Saturday, January 12, 2008

Ode to a Mailing List

I first came upon the mailing list a few years ago. At that time, I was coming off two years of literary inactivity and two more years of careful probing into the local writing industry. I felt that I was on the cusp of what looked like a perfectly plausible writing career, and I decided to take steps towards that end. This list looked like the healthiest writing community of its sort on Yahoo! Groups, so it was the first one that got my subscription.

Now, you don't take signing up for a mailing list lightly. Any populous mailing list will result in a lot of messages in your inbox every day, so you usually have to brace yourself for the onslaught. You also have to have quite a few expectations of the list itself -- to me, this was a question of how many contacts I could make within the writing world; how many fellows I could meet and discuss the details of the art; and how many creative opportunities I could find nestled within the pages of their public fora.

One other expectation, however, was the fact that I had to leave the list someday. Considering the circumstances, now may be the right time.

It's not entirely the list's fault, of course. No, most of my complaints concern the stuff that I see in my inbox each day. I expected critiques, discourse and advice when I signed up; instead I constantly get unoriginal forwarded articles, "vanity" posts that serve as non-subtle links to somebody's blog, unwanted media advertisements, and solicitations for seminars that have barely anything to do with writing at all. I do get a few shreds of interesting discourse about once a month, but that's about it.

In short, it's probably high time for me to get on the horse and move on into the sunset. I know that there are other less populated, more developed forums out there. I don't want to continue subscribing to one that doesn't offer me any benefit at all.

Part of me feels like sounding off on the mailing list itself. Oh, you know how it'll probably go -- I write a really long letter mouthing off the list and all the people who turned it into the glorified walking archive of spam that it is, the denizens take the perceived insults personally and start calling me names, and others take my rants a little too close to heart and start a crusade to clean up the discussions. All in all, normal human behavior. But the more I think about it, the more I think that I shouldn't.

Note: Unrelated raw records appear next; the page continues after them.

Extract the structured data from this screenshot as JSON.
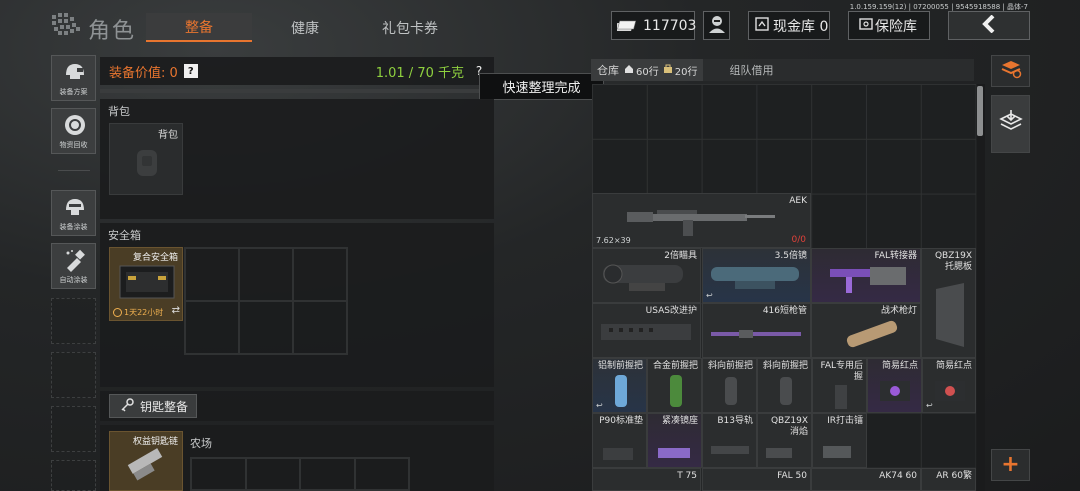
{
  "top": {
    "title": "角色",
    "tabs": [
      "整备",
      "健康",
      "礼包卡券"
    ],
    "version": "1.0.159.159(12) | 07200055 | 9545918588 | 晶体-7",
    "money": "117703",
    "cash_vault": "现金库 0",
    "safe_vault": "保险库"
  },
  "left_tools": [
    {
      "label": "装备方案",
      "icon": "helmet-icon"
    },
    {
      "label": "物资回收",
      "icon": "recycle-icon"
    },
    {
      "label": "装备涂装",
      "icon": "paint-helmet-icon"
    },
    {
      "label": "自动涂装",
      "icon": "spray-icon"
    }
  ],
  "equip": {
    "value_label": "装备价值: 0",
    "help": "?",
    "weight": "1.01 / 70 千克",
    "toast": "快速整理完成",
    "backpack_section": "背包",
    "backpack_slot": "背包",
    "safebox_section": "安全箱",
    "safebox_name": "复合安全箱",
    "safebox_timer": "1天22小时",
    "key_button": "钥匙整备",
    "key_item": "权益钥匙链",
    "key_area": "农场"
  },
  "inventory": {
    "tab_warehouse": "仓库",
    "rows_a": "60行",
    "rows_b": "20行",
    "tab_team": "组队借用",
    "items": [
      {
        "name": "AEK",
        "corner": "7.62×39",
        "ammo": "0/0"
      },
      {
        "name": "2倍瞄具"
      },
      {
        "name": "3.5倍镜"
      },
      {
        "name": "FAL转接器"
      },
      {
        "name": "QBZ19X\n托腮板"
      },
      {
        "name": "USAS改进护"
      },
      {
        "name": "416短枪管"
      },
      {
        "name": "战术枪灯"
      },
      {
        "name": "铝制前握把"
      },
      {
        "name": "合金前握把"
      },
      {
        "name": "斜向前握把"
      },
      {
        "name": "斜向前握把"
      },
      {
        "name": "FAL专用后\n握"
      },
      {
        "name": "简易红点"
      },
      {
        "name": "简易红点"
      },
      {
        "name": "P90标准垫"
      },
      {
        "name": "紧凑镜座"
      },
      {
        "name": "B13导轨"
      },
      {
        "name": "QBZ19X\n消焰"
      },
      {
        "name": "IR打击镭"
      },
      {
        "name": "T 75"
      },
      {
        "name": "FAL 50"
      },
      {
        "name": "AK74 60"
      },
      {
        "name": "AR 60繁"
      }
    ]
  },
  "colors": {
    "accent": "#e8752f",
    "weight_green": "#8fd13f",
    "ammo_red": "#e0413a"
  }
}
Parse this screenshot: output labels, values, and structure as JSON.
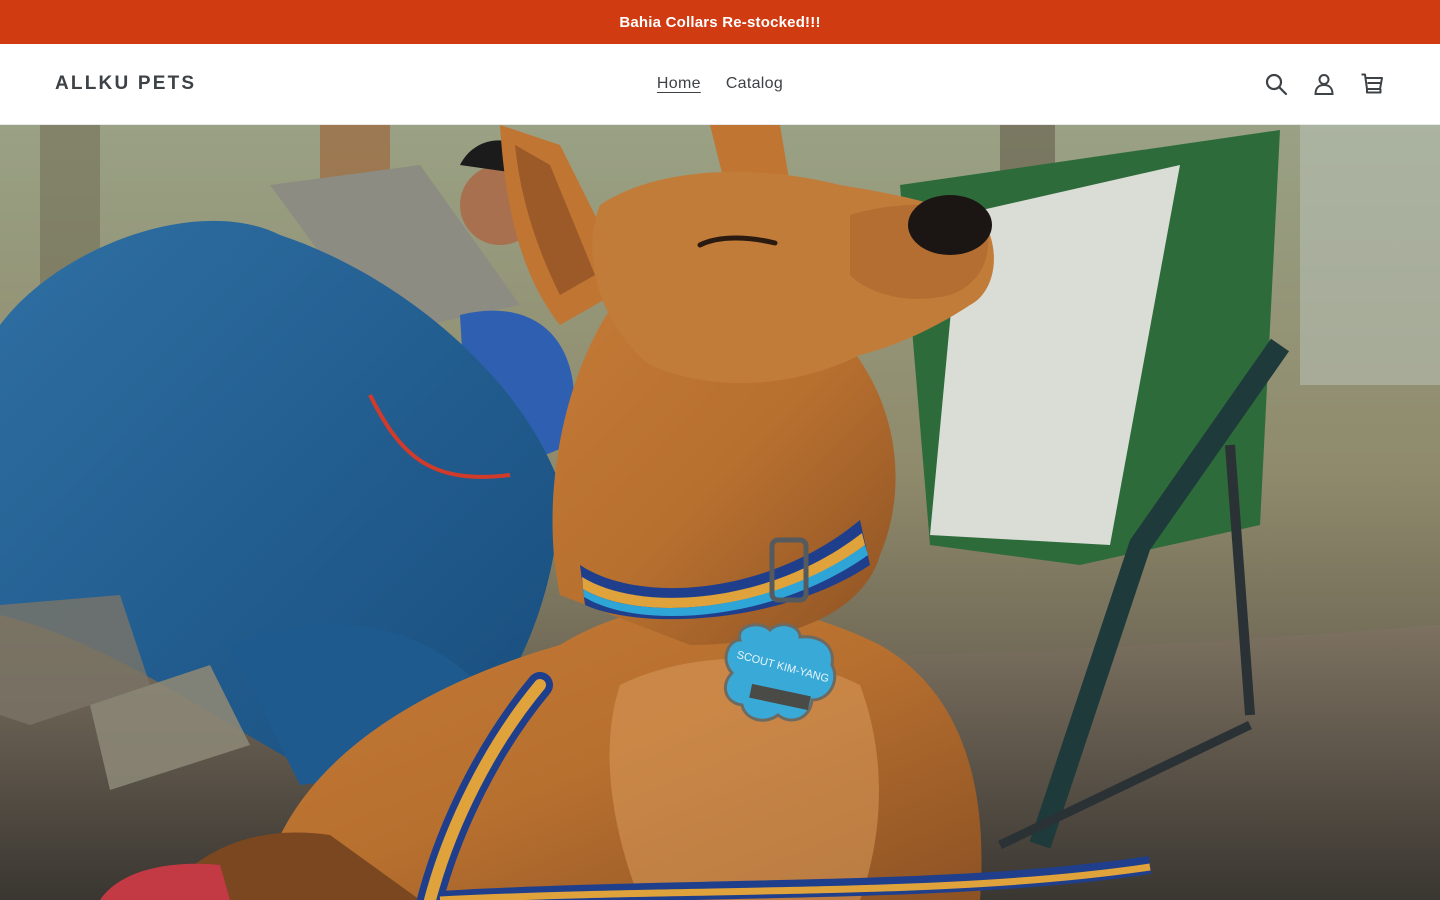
{
  "announcement": {
    "text": "Bahia Collars Re-stocked!!!"
  },
  "header": {
    "logo": "ALLKU PETS",
    "nav": [
      {
        "label": "Home",
        "active": true
      },
      {
        "label": "Catalog",
        "active": false
      }
    ],
    "icons": [
      "search-icon",
      "account-icon",
      "cart-icon"
    ]
  },
  "hero": {
    "image_description_icon": "hero-image",
    "tag_text": "SCOUT KIM-YANG",
    "colors": {
      "announcement_bg": "#d03b12",
      "text": "#3d4246"
    }
  }
}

I mean, people have the right to post what they want. It's their piece of the Net, after all. As a member of a mailing list, you can use your time to either start some constructive discussion, or you can use your time to send bits of spam to everybody. Whatever the case, it's still your right to do whatever you want with your time -- and if the mailing list supports what you do, then I'm not going to complain about it just because I'm a member who happens to dislike it.

We can make any number of arguments over whether this opinion is right or not, I think. I imagine that some of us out there would rather take the high road in this case -- you know, dust off the tin star, mosey down Main Street, and clean up the town. If you have good reason to do that, then go right ahead by all means. But on my part, the welfare of one mailing list is farthest from my mind. I'm not interested in redeeming this one little thing when I have a lot of other little things sitting around waiting for my attention.

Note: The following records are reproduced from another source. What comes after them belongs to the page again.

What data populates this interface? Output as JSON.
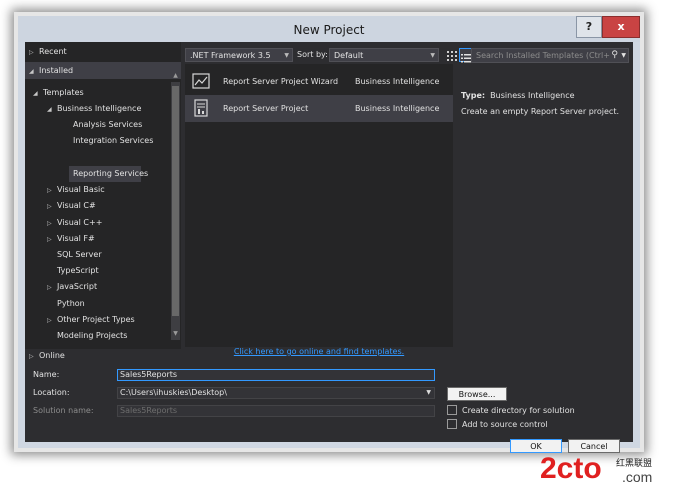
{
  "window": {
    "title": "New Project",
    "help_label": "?",
    "close_label": "x"
  },
  "tree": {
    "recent": "Recent",
    "installed": "Installed",
    "templates": "Templates",
    "business_intelligence": "Business Intelligence",
    "analysis_services": "Analysis Services",
    "integration_services": "Integration Services",
    "reporting_services": "Reporting Services",
    "visual_basic": "Visual Basic",
    "visual_csharp": "Visual C#",
    "visual_cpp": "Visual C++",
    "visual_fsharp": "Visual F#",
    "sql_server": "SQL Server",
    "typescript": "TypeScript",
    "javascript": "JavaScript",
    "python": "Python",
    "other_project_types": "Other Project Types",
    "modeling_projects": "Modeling Projects",
    "online": "Online"
  },
  "toolbar": {
    "framework": ".NET Framework 3.5",
    "sort_by_label": "Sort by:",
    "sort_by_value": "Default",
    "search_placeholder": "Search Installed Templates (Ctrl+"
  },
  "templates_list": [
    {
      "name": "Report Server Project Wizard",
      "category": "Business Intelligence"
    },
    {
      "name": "Report Server Project",
      "category": "Business Intelligence"
    }
  ],
  "online_link": "Click here to go online and find templates.",
  "description": {
    "type_label": "Type:",
    "type_value": "Business Intelligence",
    "text": "Create an empty Report Server project."
  },
  "form": {
    "name_label": "Name:",
    "name_value": "Sales5Reports",
    "location_label": "Location:",
    "location_value": "C:\\Users\\ihuskies\\Desktop\\",
    "solution_label": "Solution name:",
    "solution_value": "Sales5Reports",
    "browse_label": "Browse...",
    "create_dir_label": "Create directory for solution",
    "add_source_label": "Add to source control",
    "ok_label": "OK",
    "cancel_label": "Cancel"
  },
  "watermark": {
    "brand": "2cto",
    "suffix": ".com",
    "cn_text": "红黑联盟"
  },
  "colors": {
    "accent": "#3399ff",
    "background": "#2d2d30",
    "panel": "#252526",
    "selection": "#3f3f46",
    "watermark_red": "#e02020"
  }
}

This logic shouldn't just apply to mailing lists. I mean, there's a whole Internet out there, and there's bound to be quite a few people, places and things that either offend you or insult your sensibilities. Depending on the situation, you could either give them a wide berth, or go in with guns blazing. Me, I'd usually rather leave them the wide berth. I usually don't have a reason to contest any claims, and there are plenty of other places that can hold my attention.

Sure, you can fight for what you think is right, but you still have to have a good reason to do so. You can't antagonize anybody just because. If I had a greater stake in the mailing list (as if, say, I was its owner or something), then I'd stick around, bring the people back in line, and try to run the spammers out of town. As it stands, I don't... and basically, I won't.

It's the same with the Net, really. If I hold differences against somebody's website, then I'm not about to suddenly strike up a campaign directed solely against that person. I find it far more logical (and practical) to ignore him. If I had a direct stake in the affair -- plagiaristic offenses and reputational damages come to mind -- then I might take some sort of action. But as long as I don't have a good reason to do anything drastic, then I won't. Any other person has about as much right to the Net as I do. Any other person has about as much right to their opinion as I do.

And that's why I'm just plain leaving. The spammers can have this mailing list, as far as I'm concerned. Throwing some heavy-handed complaint into the mix would just be placing some unwarranted emotional investment into something that's really not worth the trouble.

You might have a different opinion, of course. You might want to do something completely different in the same situation. Heck, you might actually take offense at this entry in this blog and decide to complain about it in a forum of your choosing. If that's the case, then whatever you do is your call. This is one of your rights, after all.

Just don't expect to complain for no good reason at all and expect people to take you seriously for it. There's a perfectly good stable of logic behind having at least one leg to stand on, and it most definitely involves the fact that you don't suddenly collapse on top of your own argument.

That's some fair advice up there. Take it or leave it as you may.